Talents Hauts, visibiliser la diversité

II y a ce crapaud qui attend son prince charmant, il y a ces princesses en reconversion de sorcières ou cet auditoire qui en a marre des mariages royaux1… Dans les contes, dans les albums pour tout.es petit.es et les romans pour grand.es ados, les héroïnes et héros de la maison d’édition Talents hauts remettent régulièrement en question les poncifs de genre ancrés dans la littérature jeunesse. « C’est bien le propre du stéréotype que de ne pas être pensé, de dicter notre comportement et d’assigner des personnes à leur identité supposée.

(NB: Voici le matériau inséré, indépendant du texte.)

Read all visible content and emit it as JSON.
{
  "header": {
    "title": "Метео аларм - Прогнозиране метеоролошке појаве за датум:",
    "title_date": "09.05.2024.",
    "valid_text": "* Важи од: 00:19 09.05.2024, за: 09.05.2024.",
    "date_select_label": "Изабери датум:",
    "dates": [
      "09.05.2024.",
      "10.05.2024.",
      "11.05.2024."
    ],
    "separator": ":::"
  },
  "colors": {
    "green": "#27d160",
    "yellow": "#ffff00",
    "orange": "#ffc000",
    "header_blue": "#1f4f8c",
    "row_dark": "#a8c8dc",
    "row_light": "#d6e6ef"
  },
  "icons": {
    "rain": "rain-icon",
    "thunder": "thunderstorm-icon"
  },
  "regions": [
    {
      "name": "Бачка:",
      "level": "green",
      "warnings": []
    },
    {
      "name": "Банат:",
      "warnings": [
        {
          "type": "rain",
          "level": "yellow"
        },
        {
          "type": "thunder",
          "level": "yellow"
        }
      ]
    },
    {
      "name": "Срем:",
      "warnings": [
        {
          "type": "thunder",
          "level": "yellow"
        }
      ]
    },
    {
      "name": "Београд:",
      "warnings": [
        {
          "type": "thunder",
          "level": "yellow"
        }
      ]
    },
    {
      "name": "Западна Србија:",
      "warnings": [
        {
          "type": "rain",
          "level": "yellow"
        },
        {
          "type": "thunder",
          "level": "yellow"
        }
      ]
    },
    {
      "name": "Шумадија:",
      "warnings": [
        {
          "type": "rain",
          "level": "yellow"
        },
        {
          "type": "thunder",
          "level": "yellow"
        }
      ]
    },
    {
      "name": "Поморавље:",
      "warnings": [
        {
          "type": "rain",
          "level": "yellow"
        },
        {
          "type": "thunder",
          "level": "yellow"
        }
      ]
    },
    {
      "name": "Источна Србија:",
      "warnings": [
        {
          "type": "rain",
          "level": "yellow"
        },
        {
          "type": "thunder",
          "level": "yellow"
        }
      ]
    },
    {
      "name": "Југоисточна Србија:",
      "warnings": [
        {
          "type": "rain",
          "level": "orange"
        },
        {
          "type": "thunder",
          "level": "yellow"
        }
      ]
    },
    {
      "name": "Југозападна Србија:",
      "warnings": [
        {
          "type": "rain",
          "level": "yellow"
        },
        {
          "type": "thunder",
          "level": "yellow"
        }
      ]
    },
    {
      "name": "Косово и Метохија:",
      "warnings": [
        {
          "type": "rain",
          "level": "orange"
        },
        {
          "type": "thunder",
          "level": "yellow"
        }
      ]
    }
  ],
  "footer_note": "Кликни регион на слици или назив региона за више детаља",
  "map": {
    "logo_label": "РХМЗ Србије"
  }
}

C’est tellement inconscient que ce n’est pas questionné. Je souhaitais développer une ligne éditoriale qui ne reproduirait pas ces fausses évidences et saurait fédérer des auteurs et des autrices attentives à déconstruire ces regards sur soi et sur le monde qui limitent nos capacités d’agir dans la société et nous enferment », explique Laurence Faron, créatrice de la maison d’édition en 2005. Tout en choisissant les œuvres pour leur qualité graphique et narrative, la ligne éditoriale multiplie les représentations des personnages, principaux comme secondaires, qu’il s’agisse de leur genre, physique, état de santé ou de leurs milieux familial, ethnique ou social… Parfois c’est le sujet même du livre, parfois ces diversités existent simplement. Connus pour déconstruire le sexisme et les normes de genre, les livres de Talents hauts envisagent les émotions dans leur complexité, abordent régulièrement les questions d’identité et d’émancipation.

Reconsidérer le féminin

Talents hauts, c’est aussi une attention à équilibrer les auteurs et les autrices ou une réflexion sur un langage égalitaire. Le zizi des mots met en vis-à-vis des termes masculins et féminins démontrant le machisme des mots. Autre imagier, Les Animales construit les représentations des femelles, dérogeant au prétendu neutre masculin, et met en avant juments, hases et lionnes. Une visibilisation aussi, loin des dominants historiques, grâce à la collection Les héroïques qui narre les vies de Michée Chauderon, dernière sorcière ou de Yarig, jeune penn sardine de Douarnenez2. Et bientôt avec Mary Sidney, le premier titre de la collection adulte Alias3.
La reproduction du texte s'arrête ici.